A diferença de cinco anos na idade mínima de aposentadoria entre homens e mulheres no Brasil pode afetar negativamente os salários femininos ao longo da vida profissional, assim como benefícios previdenciários, poupanças e perspectivas de carreira. A avaliação é do Banco Mundial, em relatório sobre impacto da legislação na inclusão econômica das mulheres.
(Valor Econômico, 14/05/2018 – acesse no site de origem)
“Quando se aposenta mais cedo, a mulher encerra a carreira mais cedo. Isso tem o efeito negativo no tempo de contribuição, assim como gera menor renda na aposentadoria”, disse Paula Tavares, especialista em gênero do Banco Mundial, durante apresentação do relatório na Fundação Getulio Vargas (FGV), no Rio.
Pesquisadora da FGV EPGE (Escola Brasileira de Economia e Finanças), Cecila Machado acrescentou que a diferença da idade mínima para a aposentadoria também pode reproduzir estereótipos. “Se as mulheres podem se aposentar mais cedo, talvez eles pensem que elas podem realizar mais trabalhos domésticos”, disse a pesquisadora, que também participou do evento.

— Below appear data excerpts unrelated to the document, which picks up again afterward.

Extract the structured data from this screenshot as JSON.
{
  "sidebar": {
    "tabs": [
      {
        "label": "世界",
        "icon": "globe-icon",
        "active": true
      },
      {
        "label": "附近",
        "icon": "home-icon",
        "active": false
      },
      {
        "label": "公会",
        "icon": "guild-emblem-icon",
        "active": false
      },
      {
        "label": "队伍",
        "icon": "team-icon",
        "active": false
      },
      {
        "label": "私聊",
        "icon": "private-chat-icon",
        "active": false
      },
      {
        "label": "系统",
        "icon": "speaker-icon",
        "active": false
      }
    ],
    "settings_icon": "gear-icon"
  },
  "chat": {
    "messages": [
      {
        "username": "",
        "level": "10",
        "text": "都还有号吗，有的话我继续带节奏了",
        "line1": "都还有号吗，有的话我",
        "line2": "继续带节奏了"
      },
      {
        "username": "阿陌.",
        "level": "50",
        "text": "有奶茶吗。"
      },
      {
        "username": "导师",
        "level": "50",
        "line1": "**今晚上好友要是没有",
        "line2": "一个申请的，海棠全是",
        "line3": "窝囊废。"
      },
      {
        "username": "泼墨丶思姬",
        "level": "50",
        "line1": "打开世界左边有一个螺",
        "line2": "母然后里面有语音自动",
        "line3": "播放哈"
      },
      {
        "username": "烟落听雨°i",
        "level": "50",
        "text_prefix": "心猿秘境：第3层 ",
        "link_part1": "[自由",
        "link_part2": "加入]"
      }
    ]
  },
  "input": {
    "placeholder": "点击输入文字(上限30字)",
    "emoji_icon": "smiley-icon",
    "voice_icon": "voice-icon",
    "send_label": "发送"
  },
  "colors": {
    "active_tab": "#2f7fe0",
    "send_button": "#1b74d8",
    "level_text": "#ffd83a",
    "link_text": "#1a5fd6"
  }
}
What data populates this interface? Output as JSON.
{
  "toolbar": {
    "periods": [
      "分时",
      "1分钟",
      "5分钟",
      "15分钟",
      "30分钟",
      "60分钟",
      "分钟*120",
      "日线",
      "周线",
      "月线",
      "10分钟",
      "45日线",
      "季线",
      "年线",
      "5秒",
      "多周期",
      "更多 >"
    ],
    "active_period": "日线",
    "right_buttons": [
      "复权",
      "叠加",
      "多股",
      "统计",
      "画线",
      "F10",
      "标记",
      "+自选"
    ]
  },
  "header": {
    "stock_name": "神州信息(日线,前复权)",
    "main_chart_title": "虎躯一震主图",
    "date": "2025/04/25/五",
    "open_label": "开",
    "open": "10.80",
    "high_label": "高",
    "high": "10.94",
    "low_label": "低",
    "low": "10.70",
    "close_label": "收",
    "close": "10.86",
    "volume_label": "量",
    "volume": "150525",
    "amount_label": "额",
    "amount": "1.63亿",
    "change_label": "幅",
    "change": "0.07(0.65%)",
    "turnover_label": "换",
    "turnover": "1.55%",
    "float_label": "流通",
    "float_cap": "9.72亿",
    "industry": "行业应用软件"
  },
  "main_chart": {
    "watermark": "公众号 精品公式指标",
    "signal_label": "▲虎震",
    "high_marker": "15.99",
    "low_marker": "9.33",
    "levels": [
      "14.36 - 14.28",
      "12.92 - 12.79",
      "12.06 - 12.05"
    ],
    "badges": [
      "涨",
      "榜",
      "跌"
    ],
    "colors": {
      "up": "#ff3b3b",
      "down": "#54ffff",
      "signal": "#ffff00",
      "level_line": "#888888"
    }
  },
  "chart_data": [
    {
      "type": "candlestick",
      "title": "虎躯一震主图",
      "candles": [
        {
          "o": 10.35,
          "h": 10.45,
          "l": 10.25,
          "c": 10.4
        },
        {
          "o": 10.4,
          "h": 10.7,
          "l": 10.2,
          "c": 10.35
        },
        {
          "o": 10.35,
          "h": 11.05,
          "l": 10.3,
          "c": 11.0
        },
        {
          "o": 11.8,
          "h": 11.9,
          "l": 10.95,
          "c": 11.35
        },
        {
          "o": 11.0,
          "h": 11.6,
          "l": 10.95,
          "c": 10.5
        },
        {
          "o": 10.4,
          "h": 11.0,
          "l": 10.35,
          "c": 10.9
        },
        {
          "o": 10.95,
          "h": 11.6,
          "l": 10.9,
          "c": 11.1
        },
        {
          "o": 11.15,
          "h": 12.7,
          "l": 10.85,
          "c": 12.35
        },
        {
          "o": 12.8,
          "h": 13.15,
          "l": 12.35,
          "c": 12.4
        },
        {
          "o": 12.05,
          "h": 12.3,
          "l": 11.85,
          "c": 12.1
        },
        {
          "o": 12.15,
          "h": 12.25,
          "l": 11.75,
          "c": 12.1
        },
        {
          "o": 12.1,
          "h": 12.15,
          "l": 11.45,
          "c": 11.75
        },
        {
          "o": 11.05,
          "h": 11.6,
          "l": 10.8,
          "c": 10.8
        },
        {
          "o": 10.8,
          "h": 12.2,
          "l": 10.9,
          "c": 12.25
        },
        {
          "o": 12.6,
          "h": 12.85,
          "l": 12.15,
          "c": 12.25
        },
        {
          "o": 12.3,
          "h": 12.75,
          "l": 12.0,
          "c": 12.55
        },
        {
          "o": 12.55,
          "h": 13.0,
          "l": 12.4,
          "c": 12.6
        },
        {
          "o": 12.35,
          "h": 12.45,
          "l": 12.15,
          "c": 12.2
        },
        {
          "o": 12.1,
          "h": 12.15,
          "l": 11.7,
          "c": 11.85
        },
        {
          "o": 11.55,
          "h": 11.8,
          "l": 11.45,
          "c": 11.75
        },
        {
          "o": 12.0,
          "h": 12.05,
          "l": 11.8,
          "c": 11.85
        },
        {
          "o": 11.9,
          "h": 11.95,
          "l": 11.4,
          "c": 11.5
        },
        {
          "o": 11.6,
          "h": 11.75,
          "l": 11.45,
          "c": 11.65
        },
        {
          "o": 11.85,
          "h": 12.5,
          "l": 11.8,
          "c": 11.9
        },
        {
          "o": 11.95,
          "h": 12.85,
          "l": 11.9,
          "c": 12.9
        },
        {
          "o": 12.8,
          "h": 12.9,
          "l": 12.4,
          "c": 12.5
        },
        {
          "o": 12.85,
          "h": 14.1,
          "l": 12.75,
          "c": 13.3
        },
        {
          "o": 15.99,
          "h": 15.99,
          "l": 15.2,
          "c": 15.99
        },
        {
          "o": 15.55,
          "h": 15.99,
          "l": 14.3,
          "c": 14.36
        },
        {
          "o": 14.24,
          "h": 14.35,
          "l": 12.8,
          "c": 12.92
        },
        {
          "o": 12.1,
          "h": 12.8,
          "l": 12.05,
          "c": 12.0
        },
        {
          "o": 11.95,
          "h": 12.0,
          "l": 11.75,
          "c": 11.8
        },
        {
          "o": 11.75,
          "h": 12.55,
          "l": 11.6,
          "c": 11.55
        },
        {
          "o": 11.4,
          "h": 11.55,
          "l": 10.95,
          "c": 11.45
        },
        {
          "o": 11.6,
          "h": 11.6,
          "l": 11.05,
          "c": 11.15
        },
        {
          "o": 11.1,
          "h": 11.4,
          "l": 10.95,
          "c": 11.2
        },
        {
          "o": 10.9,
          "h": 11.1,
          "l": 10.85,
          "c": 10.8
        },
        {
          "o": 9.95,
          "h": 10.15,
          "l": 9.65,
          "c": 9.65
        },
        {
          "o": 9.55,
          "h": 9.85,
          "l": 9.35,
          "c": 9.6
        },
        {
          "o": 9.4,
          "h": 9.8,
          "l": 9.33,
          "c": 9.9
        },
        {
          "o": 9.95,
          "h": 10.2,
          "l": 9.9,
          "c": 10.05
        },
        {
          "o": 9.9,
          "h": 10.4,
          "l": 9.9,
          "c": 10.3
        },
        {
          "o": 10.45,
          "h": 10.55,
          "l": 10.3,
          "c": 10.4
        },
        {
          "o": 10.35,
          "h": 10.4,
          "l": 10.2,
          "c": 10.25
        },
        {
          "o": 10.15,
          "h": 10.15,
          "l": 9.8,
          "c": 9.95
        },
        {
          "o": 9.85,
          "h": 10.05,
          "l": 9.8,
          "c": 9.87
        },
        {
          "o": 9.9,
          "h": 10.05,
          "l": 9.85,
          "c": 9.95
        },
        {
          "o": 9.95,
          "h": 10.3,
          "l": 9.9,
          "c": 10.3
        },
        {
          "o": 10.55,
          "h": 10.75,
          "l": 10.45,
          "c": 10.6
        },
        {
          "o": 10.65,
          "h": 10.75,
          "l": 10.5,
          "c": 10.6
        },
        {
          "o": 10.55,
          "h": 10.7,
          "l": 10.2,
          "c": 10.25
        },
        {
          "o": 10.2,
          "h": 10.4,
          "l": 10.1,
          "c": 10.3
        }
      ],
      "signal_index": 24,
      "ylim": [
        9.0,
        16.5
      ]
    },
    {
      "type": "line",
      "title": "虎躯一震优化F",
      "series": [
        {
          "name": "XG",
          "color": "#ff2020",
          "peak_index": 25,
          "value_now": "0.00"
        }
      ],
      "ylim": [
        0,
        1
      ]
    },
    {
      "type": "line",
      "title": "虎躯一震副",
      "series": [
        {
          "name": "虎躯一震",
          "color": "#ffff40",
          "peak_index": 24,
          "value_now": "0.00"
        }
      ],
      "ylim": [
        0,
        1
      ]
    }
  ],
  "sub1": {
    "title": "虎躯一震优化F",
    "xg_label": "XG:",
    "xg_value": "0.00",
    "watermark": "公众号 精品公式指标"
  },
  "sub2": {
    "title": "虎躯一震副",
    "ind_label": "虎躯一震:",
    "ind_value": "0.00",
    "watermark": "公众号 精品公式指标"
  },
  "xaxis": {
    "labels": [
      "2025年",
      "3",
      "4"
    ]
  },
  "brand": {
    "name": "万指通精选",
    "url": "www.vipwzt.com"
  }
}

Originalmente divulgado em março, o relatório comparou a legislação de 189 países em sete diferentes temas relacionados à desigualdade de gênero. Em 41 desses países, as mulheres podem se aposentar com benefícios integrais de um a dez anos antes dos homens. Em 13 países, incluindo o Brasil, as mulheres se aposentam com benefícios parciais antes dos homens, segundo o estudo.
A equiparação da idade mínima de aposentadoria para homens e mulheres chegou a ser proposta pelo governo na reforma da Previdência. O tema enfrentou, no entanto, resistências durante sua tramitação no Congresso. Parte da crítica é que a diferença de cinco anos de aposentadoria é uma forma de compensação pela desigualdade de gênero, como a dupla jornada feminina .
No relatório, o Banco Mundial deu notas à legislação brasileira — e à legislação dos demais países pesquisados — considerando seus impactos sobre inclusão econômica das mulheres. Foram sete eixos abordados: acesso às instituições, uso da propriedade, acesso ao emprego, incentivos ao trabalho, acesso aos tribunais, acesso ao crédito e proteção da mulher contra a violência.
Na escala de zero a cem pontos, o Brasil recebeu nota 64 no eixo “acesso ao emprego”, abaixo da média de países latino-americanos e caribenhos (68 pontos) e de integrantes da OCDE (90 pontos), grupo que reúne os países mais desenvolvidos do mundo. Essa nota baixa reflete não apenas a diferença na aposentadoria, mas também outros fatores relacionados às leis trabalhistas.
O documento menciona que não existe no país legislação prevendo a licença parental, que permite repartir a licença entre pai e mãe. No Brasil, a legislação prevê 120 dias de licença-maternidade, mas apenas cinco dias de licença-paternidade. “O sistema de licença parental é adotado em 58 economias, mas não no Brasil. Isso poderia incentivar a divisão de tarefas”, disse Paula Tavares.
Além disso, as leis brasileiras não estabelecem a igualdade de remuneração para homens e mulheres na mesma função, assim como não prevê jornadas flexíveis no mercado de trabalho, o que permitiria às mulheres melhor conciliar sua dupla jornada. “Também não existe lei que diga que o empregador não pode perguntar para uma mulher se ela pretende ter filho ou não”, disse a advogada.
A especialista do Banco Mundial defendeu a adoção de cotas para mulheres em conselhos de administração e cargos de direção de modo a ampliar a participação feminina no mercado de trabalho. “Ocorre melhora na participação de mulheres onde existem cotas.”
O Brasil recebeu nota baixa também no quesito “proteção da mulher contra a violência”. Na escala de zero a cem, o país teve nota 50, bem abaixo da média dos países da OCDE (70) e aquém dos demais países latino-americanos e caribenhos (61 pontos). Apesar do avanço do arcabouço jurídico com a Lei Maria da Penha, de 2006, a pesquisa apontou “lacunas” na proteção legal de mulheres e meninas.
Segundo o relatório, o Código Civil tem brechas que permitem o casamento de meninas com menos de 18 anos, idade legal para o matrimônio no Brasil. Além disso, a instituição lembrou que o Código Penal brasileiro dispõe sobre o crime de assédio sexual no trabalho, mas não trata especificamente do assédio sexual na esfera da educação.